Highlights
- • Henry’s Law constant for CO2 was determined in NaCl solutions at temperatures from −1 to −10 °C.
- • CO2 solubility in cold seawater and sea ice-brines is higher than previously estimated.
- • Air-sea exchange of CO2 and climate modeling need to revisit the solubility of CO2 at sub-zero temperatures.
Abstract
The solubility of CO2 in seawater is known to increase at colder temperatures, but few studies have examined the CO2 solubility in seawater and in sea-ice brines at sub-zero (Celsius) temperatures. The thermodynamic Henry’s Law constant (KH) for CO2 in concentrated NaCl solutions was determined for the first time at sub-zero temperatures and salinities resembling those of the cryospheric seawater and sea-ice brine environments in polar and sub-polar oceans. The temperature (T, in Kelvin) dependence of the KH within the temperature and salinity ranges of this study (263 ≤ T ≤ 272 K and 35 ≤ S ≤ 152) is described by the following best-fit equation: ln KH = −2.484 + 2.775 × 10−2(274 − T) − 9.854 × 10−2/(274 − T) − 1.009 × 10−1 ln (274–T).
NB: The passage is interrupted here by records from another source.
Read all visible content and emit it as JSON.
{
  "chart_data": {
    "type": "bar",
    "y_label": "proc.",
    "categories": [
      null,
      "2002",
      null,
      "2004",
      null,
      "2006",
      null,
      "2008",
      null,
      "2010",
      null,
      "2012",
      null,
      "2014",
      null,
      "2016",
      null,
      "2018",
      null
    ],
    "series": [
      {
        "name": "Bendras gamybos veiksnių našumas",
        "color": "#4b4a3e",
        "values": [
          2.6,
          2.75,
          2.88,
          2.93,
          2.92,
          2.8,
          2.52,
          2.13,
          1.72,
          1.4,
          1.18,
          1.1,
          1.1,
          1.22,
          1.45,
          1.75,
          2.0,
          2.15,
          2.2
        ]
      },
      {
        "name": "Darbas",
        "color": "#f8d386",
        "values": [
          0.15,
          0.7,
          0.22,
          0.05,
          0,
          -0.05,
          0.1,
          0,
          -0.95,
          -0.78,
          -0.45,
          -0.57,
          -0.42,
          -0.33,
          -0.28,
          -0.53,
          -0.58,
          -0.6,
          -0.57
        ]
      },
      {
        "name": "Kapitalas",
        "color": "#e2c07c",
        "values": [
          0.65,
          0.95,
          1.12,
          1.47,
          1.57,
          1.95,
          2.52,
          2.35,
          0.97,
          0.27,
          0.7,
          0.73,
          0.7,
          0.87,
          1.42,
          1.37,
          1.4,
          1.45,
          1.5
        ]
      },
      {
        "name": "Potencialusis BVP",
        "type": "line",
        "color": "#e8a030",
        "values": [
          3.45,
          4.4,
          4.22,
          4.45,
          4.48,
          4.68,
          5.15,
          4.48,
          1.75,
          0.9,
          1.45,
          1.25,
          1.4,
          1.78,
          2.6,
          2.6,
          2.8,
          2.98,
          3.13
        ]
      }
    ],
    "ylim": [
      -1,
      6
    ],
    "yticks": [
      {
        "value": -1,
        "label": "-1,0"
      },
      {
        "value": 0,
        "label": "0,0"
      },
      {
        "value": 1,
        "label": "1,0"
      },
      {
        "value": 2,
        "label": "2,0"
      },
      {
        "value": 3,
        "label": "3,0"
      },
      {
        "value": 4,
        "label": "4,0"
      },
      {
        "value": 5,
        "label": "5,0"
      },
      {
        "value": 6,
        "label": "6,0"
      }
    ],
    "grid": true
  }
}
The results show that the general practice, in geochemical and coupled climate‑carbon cycling models, of extrapolating KH values from above-zero to sub-zero temperatures underestimates the solubility of CO2 by up to 19%.
Bailey N., Papakyriakou T. N., Bartels C. & Wang F., in press. Henry’s law constant for CO2 in aqueous sodium chloride solutions at 1 atm and sub-zero (Celsius) temperatures. Marine Chemistry. Article.